Hypoxia – A Word to Remember in a World Where Our Human Presence Has Unintended Consequences

January 9, 2020 – It used to be that overfishing was causing ocean species populations to plummet. And although our plundering of fish stocks continues, we have compensated by creating fish farms and aquaculture. You would think that through this innovation we would have saved wild species. But not we humans. Our polluting of the atmosphere, the consequences of our carbon addiction, is introducing ocean dead zones, places deprived of the normal levels of oxygen.

This condition is called hypoxia and it’s a growing threat to the world’s oceans. A study that appeared in the December 11th edition of Biology Letters describes how cod are disappearing from the Baltic Sea, not because of too many being taken, but because the conditions of the seawater are being altered. Climate change and carbon are integrally linked. Increased carbon dioxide (CO2) is altering ocean chemistry. And a warming atmosphere is warming surface seawater. The result is some telltale signs in fish stocks.

What fish are telling us

The research published in Biology Letters focuses on the composition of otoliths in Baltic Cod.

Otoliths are the bones and structures contained in the inner ear. In humans who have a pair of otoliths, they are responsible for hearing and balance. In fish there are three otoliths located behind the brain. They too are used for hearing and balance.

Like in humans, fish have small ear stones or crystals found in the hollows of the inner ear structure.

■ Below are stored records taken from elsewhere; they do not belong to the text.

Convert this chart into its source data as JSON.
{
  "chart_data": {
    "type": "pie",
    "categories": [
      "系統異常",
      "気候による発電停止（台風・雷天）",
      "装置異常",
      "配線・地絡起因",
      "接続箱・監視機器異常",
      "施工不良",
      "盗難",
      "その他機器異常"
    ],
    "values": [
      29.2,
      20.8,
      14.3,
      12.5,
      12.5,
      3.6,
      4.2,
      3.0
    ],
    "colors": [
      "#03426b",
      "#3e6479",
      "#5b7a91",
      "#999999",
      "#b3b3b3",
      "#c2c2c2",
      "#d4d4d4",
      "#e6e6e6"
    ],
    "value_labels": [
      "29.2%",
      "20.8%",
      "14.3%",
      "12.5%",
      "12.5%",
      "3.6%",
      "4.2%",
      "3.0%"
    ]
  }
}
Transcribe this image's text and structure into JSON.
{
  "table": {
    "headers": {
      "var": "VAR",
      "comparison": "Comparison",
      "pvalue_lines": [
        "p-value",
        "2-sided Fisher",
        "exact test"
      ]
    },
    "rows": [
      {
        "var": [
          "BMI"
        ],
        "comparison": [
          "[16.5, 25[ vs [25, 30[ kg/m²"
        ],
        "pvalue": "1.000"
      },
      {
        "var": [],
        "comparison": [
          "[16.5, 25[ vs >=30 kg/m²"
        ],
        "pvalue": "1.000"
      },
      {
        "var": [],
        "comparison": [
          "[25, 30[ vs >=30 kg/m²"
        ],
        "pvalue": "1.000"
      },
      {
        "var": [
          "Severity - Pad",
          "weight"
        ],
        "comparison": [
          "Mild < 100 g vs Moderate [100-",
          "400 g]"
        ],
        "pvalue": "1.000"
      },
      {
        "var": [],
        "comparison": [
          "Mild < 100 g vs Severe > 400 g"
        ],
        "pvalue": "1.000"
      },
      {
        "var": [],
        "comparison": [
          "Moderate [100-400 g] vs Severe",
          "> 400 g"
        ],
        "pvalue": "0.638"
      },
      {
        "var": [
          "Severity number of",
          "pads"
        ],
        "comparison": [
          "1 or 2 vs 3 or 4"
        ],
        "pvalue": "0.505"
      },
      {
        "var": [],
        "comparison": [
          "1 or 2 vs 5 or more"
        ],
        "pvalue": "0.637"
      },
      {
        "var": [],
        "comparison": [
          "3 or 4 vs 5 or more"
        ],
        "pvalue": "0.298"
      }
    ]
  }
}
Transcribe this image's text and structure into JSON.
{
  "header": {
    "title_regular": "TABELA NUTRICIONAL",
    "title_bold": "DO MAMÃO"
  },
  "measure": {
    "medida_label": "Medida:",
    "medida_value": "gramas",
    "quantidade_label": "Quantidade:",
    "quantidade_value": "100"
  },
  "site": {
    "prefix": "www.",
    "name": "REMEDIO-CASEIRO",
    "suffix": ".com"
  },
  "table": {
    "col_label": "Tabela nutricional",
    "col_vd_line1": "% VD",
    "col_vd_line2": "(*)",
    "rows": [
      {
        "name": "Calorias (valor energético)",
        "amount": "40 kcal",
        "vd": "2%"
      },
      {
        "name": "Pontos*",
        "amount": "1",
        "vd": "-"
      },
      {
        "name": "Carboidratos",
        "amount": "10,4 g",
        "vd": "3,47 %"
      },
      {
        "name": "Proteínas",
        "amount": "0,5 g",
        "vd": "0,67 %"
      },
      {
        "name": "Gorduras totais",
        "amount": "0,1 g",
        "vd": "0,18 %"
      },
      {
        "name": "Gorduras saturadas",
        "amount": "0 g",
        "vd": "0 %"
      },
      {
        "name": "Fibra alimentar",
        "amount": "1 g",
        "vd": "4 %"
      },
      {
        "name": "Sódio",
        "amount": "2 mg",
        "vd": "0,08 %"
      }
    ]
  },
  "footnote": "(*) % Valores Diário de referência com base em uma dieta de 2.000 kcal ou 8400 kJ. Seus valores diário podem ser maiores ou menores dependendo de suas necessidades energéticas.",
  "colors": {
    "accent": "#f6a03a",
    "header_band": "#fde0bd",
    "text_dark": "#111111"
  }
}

The crystals are made of calcium carbonate and traces of other minerals including magnesium and manganese. The fish get magnesium and manganese from ocean water as they swim through it.

In healthy fish populations, magnesium levels in otoliths are high while manganese levels are low. But when a fish travels through deoxygenated areas of the ocean it absorbs more manganese from the seawater than normal.

So the accumulation of these two minerals with similar names tell us different stories. High levels of magnesium equate with healthy fish, but high levels of manganese mean the opposite, unhealthy fish.

So what causes hypoxia in ocean water?

Hypoxia refers to low levels of dissolved oxygen concentrations in the ocean, less than two to three milligrams per liter. Hypoxia is associated with excess nitrogen and phosphorus from fertilizer and farm runoff in rivers and lakes. In the ocean, it can be caused by changes in temperature gradients and salinity. Algae blooms and subsequent die-offs are associated with hypoxic sea and lake water. Warmer surface waters tend to encourage algae and bacterial population explosions followed by death. When a massive algae bloom dies it sinks into the ocean depths where it interacts with anaerobic bacteria and further contributes to hypoxia, but this time, at the bottom of the water column, not on or near the surface.

Are hypoxic zones in the ocean expanding?

According to recent research published in December 2019 in the journal Global Biogeochemical Cycles, there is considerably more evidence of widespread hypoxia throughout the world’s oceans and it is on the increase.

The authors of the study note that measuring hypoxia throughout the entire water column needs to be reconsidered in talking about climate change impacts on the world’s oceans. They note ocean dead zones may be expanding at faster rates than previously thought because the calculation of hypoxic areas at the bottom of the water column have not been fully incorporated into climate models. In their conclusions they state that the existing missing data means we are underestimating the full impact of oxygen depletion in the oceans in a warming world.

In the words of Dr. Sabine Lengger, the University of Plymouth, one of the authors of the study, she states, “Our findings explain some of the mismatches in carbon budgets when experimental and modeling estimates are compared — and it should, therefore, be included in biogeochemical models predicting feedbacks to a warming world. It is imperative to refine predictions in biogeochemical models as if dead zones will intensify more than expected (something which has already been observed), this will have severe ecological, economic and climatic consequences.”